Denmark is the one other democratic nation on the earth with a debt limit set at a set nominal figure, yet it never produces the identical political and economic turmoil. The truth is, it’s scarcely even talked about.
This is basically since the Danish debt ceiling was designed to be an artificial constitutional provision and was set so high that it could never grow to be the “political bargaining chip” it has within the U.S., as government borrowing needs repeatedly run up against it, based on Laura Sunder-Plassmann, associate professor of economics on the University of Copenhagen.
Sunder-Plassmann also explained that Danish politics is less politically polarized than the U.S., with two large and a dozen or more smaller but not insignificant parties represented in parliament.
“While there are definitely arguments to be made for fiscal rules, most advanced countries have opted for non-binding limits on debt to GDP ratios (and deficits) as a substitute of nominal amounts, which while perhaps not perfect at the least avoids the sort of debates we now see within the U.S.,” she said via email.
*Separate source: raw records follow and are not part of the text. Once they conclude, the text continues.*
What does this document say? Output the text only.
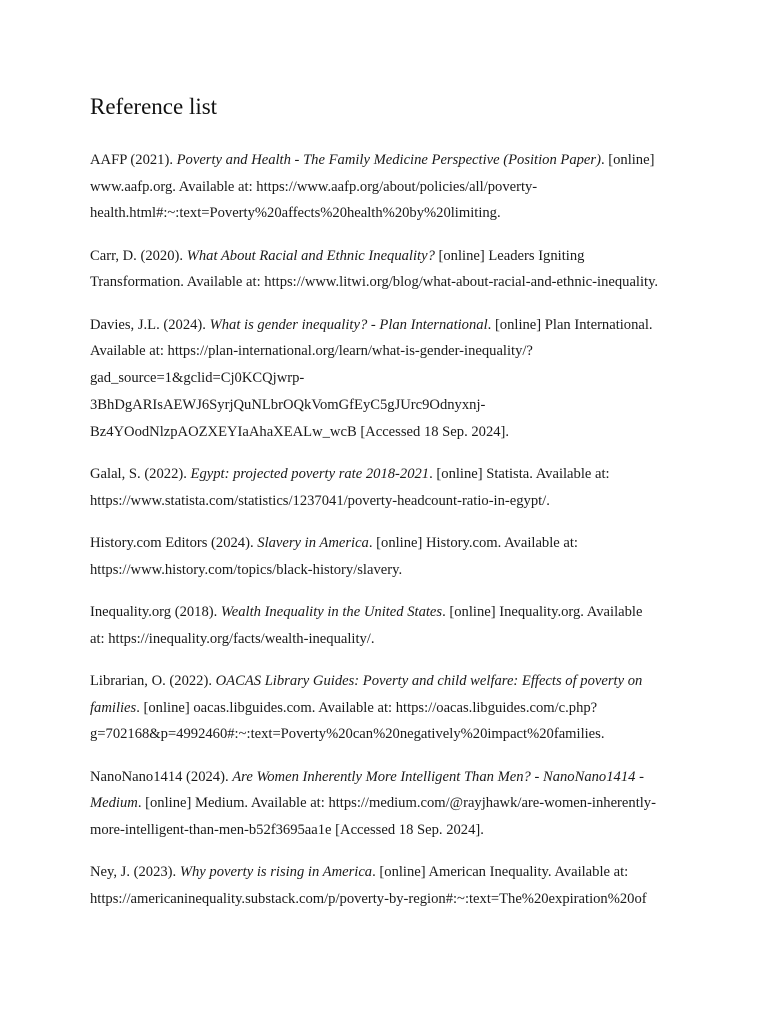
Reference list

AAFP (2021). Poverty and Health - The Family Medicine Perspective (Position Paper). [online]
www.aafp.org. Available at: https://www.aafp.org/about/policies/all/poverty-
health.html#:~:text=Poverty%20affects%20health%20by%20limiting.

Carr, D. (2020). What About Racial and Ethnic Inequality? [online] Leaders Igniting
Transformation. Available at: https://www.litwi.org/blog/what-about-racial-and-ethnic-inequality.

Davies, J.L. (2024). What is gender inequality? - Plan International. [online] Plan International.
Available at: https://plan-international.org/learn/what-is-gender-inequality/?
gad_source=1&gclid=Cj0KCQjwrp-
3BhDgARIsAEWJ6SyrjQuNLbrOQkVomGfEyC5gJUrc9Odnyxnj-
Bz4YOodNlzpAOZXEYIaAhaXEALw_wcB [Accessed 18 Sep. 2024].

Galal, S. (2022). Egypt: projected poverty rate 2018-2021. [online] Statista. Available at:
https://www.statista.com/statistics/1237041/poverty-headcount-ratio-in-egypt/.

History.com Editors (2024). Slavery in America. [online] History.com. Available at:
https://www.history.com/topics/black-history/slavery.

Inequality.org (2018). Wealth Inequality in the United States. [online] Inequality.org. Available
at: https://inequality.org/facts/wealth-inequality/.

Librarian, O. (2022). OACAS Library Guides: Poverty and child welfare: Effects of poverty on
families. [online] oacas.libguides.com. Available at: https://oacas.libguides.com/c.php?
g=702168&p=4992460#:~:text=Poverty%20can%20negatively%20impact%20families.

NanoNano1414 (2024). Are Women Inherently More Intelligent Than Men? - NanoNano1414 -
Medium. [online] Medium. Available at: https://medium.com/@rayjhawk/are-women-inherently-
more-intelligent-than-men-b52f3695aa1e [Accessed 18 Sep. 2024].

Ney, J. (2023). Why poverty is rising in America. [online] American Inequality. Available at:
https://americaninequality.substack.com/p/poverty-by-region#:~:text=The%20expiration%20of
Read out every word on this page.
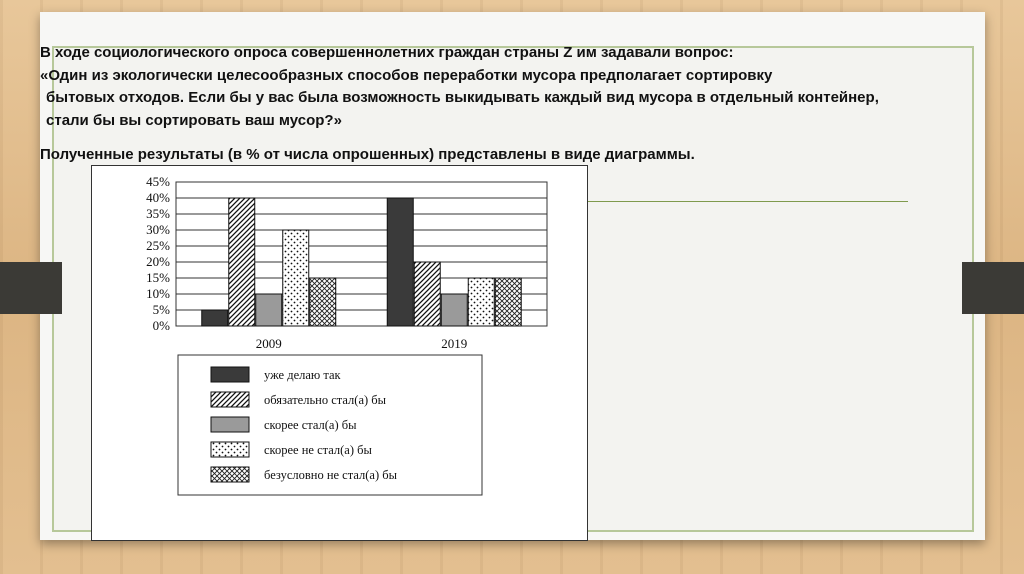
В ходе социологического опроса совершеннолетних граждан страны Z им задавали вопрос:
«Один из экологически целесообразных способов переработки мусора предполагает сортировку
бытовых отходов. Если бы у вас была возможность выкидывать каждый вид мусора в отдельный контейнер,
стали бы вы сортировать ваш мусор?»
Полученные результаты (в % от числа опрошенных) представлены в виде диаграммы.
0%
5%
10%
15%
20%
25%
30%
35%
40%
45%
2009	2019
уже делаю так
обязательно стал(а) бы
скорее стал(а) бы
скорее не стал(а) бы
безусловно не стал(а) бы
The Danish debt ceiling, or “gældsloft,” was implemented as a constitutional requirement in 1993 after a restructure of the country’s government, and set at 950 billion Danish kroner ($137.5 billion). Danish politicians consider it more of an artificial formality, largely in place to reassure parliament and the general public that the federal government of the day cannot go rogue.
COPENHAGEN, Denmark – Feb. 28, 2023: Members of the Danish Parliament attend a session before a vote. Denmark is the one other country on the earth with a debt ceiling comparable to that of the U.S., however it never causes the identical political crises that Washington regularly faces.
LISELOTTE SABROE/Ritzau Scanpix/AFP via Getty Images
Denmark has historically retained a powerful fiscal position, but suffered a big deficit within the wake of the 2008 financial crisis, prompting the debt ceiling to be increased in 2010 to 2 trillion Danish kroner.
It is a hefty limit for a small country of around 6 million individuals with a national debt of just 323 billion kroner at the tip of 2022, based on the Danish National Bank.
Denmark is running a budget surplus and has seen its debt fall substantially over the past decade. National debt to GDP declined steadily up until a spike in 2020 brought on by the Covid-19 pandemic and fell again to simply over 30% of GDP by late 2022.
Jesper Rangvid, professor of finance on the Copenhagen Business School, told CNBC on Tuesday that the Danish system is structured in order that political decisions about fiscal policy are confined to the general public budget for tax and spending of every year, with the debt ceiling a completely separate formality.
“It’s simply not discussed on this country since it’s just not a difficulty, and that’s, after all, as a consequence of this factor that there was all of those surpluses for a few years on the federal government budget, and due to this fact debt has actually been falling for a few years,” he explained via telephone from Copenhagen.
“We now have the political discussion once we choose expenditures and taxes and so forth, and the debt limit shouldn’t be restricting that, which is after all very different to the U.S., where you each have the annual discussions on the budget, on expenditures and incomes, and since you always have deficits, then you definitely even have the discussions on the debt limit.”
Rangvid added that, while Danish politicians across the country’s plethora of political parties have a really broad spectrum of views on fiscal policy, the important thing difference is that the forum for discussing them is confined to the annual budget. Other functions of presidency due to this fact can’t be held hostage by the fiscal demands of opposition parties.